I’ve always adored literature as much as spreadsheets, so it makes sense that I started wondering about natural language soon after I started at DBC. Regretfully I haven’t made much progress beyond wondering, but I’m slated to give a briefly ‘lightning talk’ on something tomorrow, so I figured now is the time to summarize what I’ve gathered so far about this topic.
What is natural language processing (NLP) ?
NLP is a field of computer science that considers human language and how computers can interact with it. This includes relatively simple things like describing human-generated text in terms of frequency distributions, to very complex things like extracting meaning from texts or generating human-like language.
Incidentally it’s interesting to note that google trends suggests “natural language” is actually less popular of a topic now than it was in 2005; that’s interesting – I wonder if it’s now branched out too far for the general term to be used often.
What tools are easily accessible to us (i.e. people who recently started programming, primarily in ruby) for processing natural language?
I figure I should mention this first since it’s a Ruby gem. I haven’t tried it yet, but it seems to have basic functions that are similar to python’s NLTK. Treat does things like tokenizing, stemming, parsing groups of words into syntactic trees (more detail on that later).
AlchemyAPI – a company that provides text-analysis services; a few groups have used this for final projects, since they do some high-level language processing for you instead of you having to write your own algorithms (I guess this could be crazy in the context of a week-long project). They have a nice “getting started” guide for developers with examples of what they can do, including:
- Entity extraction, keyword extraction – finding the subjects of sentences or larger pieces of text
- Relation extraction – within sentences, isolating subject, action, object
- Sentiment analysis – providing a numerical value on whether context around specific words is positive or negative
- Language detection
- Taxonomy – grouping articles into topics like politics, gardening, education, etc.
Semantria – seems to be comparable to Alchemy in that they also have an API that allows developers to request sentiment analysis for pieces of text; from a glance their marketing seems to be more directed towards twitter/social media.
Python’s NLTK is a well known library for natural language processing, and python is relatively similar to ruby as a programming language. The NLTK introductory book is easy to read and simultaneously provides an introduction to python. The basic concepts are easy to understand, but they quickly develop into sophisticated problems that remain issues in academic research. Some important concepts/vocabulary words below… in order of the book’s mentions, which follows tasks that are basic and doable with simple built-in methods, to concepts that require writing functions and large sets of data to provide meaningful results.

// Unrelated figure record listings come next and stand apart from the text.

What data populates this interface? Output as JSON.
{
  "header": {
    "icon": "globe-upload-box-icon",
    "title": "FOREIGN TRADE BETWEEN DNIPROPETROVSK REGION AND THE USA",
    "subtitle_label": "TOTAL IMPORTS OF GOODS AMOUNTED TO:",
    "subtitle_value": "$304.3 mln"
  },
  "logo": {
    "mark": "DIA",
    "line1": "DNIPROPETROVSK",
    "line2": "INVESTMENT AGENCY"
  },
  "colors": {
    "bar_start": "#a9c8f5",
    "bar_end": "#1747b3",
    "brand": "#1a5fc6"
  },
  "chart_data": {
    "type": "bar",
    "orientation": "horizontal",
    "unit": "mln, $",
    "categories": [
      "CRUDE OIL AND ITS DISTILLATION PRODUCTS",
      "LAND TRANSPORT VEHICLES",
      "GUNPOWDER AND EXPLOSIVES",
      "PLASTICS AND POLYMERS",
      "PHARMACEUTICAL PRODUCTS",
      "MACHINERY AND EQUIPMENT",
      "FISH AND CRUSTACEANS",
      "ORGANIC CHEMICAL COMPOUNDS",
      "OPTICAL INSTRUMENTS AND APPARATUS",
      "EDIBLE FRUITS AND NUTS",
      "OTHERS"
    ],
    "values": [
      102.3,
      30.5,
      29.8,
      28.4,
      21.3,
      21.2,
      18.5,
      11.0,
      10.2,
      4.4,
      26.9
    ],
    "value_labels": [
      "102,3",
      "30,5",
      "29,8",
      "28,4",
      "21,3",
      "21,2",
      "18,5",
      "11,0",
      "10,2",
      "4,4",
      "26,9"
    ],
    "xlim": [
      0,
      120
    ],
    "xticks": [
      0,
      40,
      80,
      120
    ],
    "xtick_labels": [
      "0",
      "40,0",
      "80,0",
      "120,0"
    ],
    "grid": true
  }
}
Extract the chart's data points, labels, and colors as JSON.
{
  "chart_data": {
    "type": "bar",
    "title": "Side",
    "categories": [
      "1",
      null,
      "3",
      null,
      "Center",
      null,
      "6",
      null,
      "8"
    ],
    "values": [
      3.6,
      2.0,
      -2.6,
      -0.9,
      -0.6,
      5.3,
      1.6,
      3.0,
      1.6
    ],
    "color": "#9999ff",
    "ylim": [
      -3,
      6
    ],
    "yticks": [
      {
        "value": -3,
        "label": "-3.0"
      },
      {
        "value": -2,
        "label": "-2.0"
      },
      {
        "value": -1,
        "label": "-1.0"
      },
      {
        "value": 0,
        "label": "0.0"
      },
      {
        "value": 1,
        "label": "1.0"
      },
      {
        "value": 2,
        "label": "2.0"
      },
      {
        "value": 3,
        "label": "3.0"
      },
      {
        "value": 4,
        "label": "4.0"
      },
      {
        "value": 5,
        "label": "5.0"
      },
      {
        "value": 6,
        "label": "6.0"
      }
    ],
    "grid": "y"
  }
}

- Tokenizing – splitting text into character groups that are useful. Often these are words, but I think it’s interesting how a word like “didn’t” could be tokenized into “did” and “n’t”
- Frequency distributions are often used – frequencies of words, phrases, parts of speech, verb tense – these are all ways that different types of texts can be categorized. For example,
- Corpora – these are large bodies of text data that may have some structure to make processing easier. The Brown Corpus is a famous one that includes texts from a variety of sources (religion, humor, news, hobbies, etc.), compiled in the 1960s, and there are many others – e.g. web chat logs, things in other languages
- Other resources include things like dictionaries, pronunciation guides, WordNet is a “concept hierarchy” that has grouped words like frog and toad descending from amphibian
- Stemming and lemma – stemming a word like “running” would result in its basic form/lemma “run”
- Word segmentation – how to split up tokens when boundaries are not clear, e.g. with spoken language or languages where written text does not have grouping boundaries
- Tagging – parts of speech often used to categorize words, with more POS than we normally consider in English
- N-gram tagging – deciding on tags using context, e.g. when considering the probabilistic tag for word #5, consider words #1-4’s tags
- Classifying texts – this is a big subject with a lot to consider – depending on what you want to classify, what features can be isolated by a computer program? How to judge accuracy? “Entropy” and information gain – how much more accurately can we classify texts with the addition of a new feature?
- naive Bayes classifiers – classifies text based on individual features and deciding to move closer to/farther from potential classifications with each piece of information; naive refers to considering all features independent
- Chunking – segments sentences into groups of multiple tokens, e.g. grabbing a noun phrase like “the first item on the news.” Chunking tools generally are built on a corpus that has a large section of training data, where text has grouped into the right chunks. The patterns of chunking in the training text informs the tool’s categorizing going forward.
- Processing grammar and ways to translate written information into forms that computers can easily process for querying (this gets into the realm of IBM Watson)
What are some potentially fun beginner projects to do with natural language processing?
So I haven’t done any of these yet; up until last week I was still struggling just to get python and nltk running on ubuntu and being able to download corpora. However, here are a few things that I think might be fun and not too difficult to make, some of which I’ve discussed before…
- What author are you? Take a sample of your writing and compare it against books available from the Gutenberg corpus
- Portmanteau-ifier – find a dictionary of root words and supply suggestions of good portmanteaus when given 2+ words
- Spam vs. not spam email, mean vs. not mean comments
- Rhyming poetry generation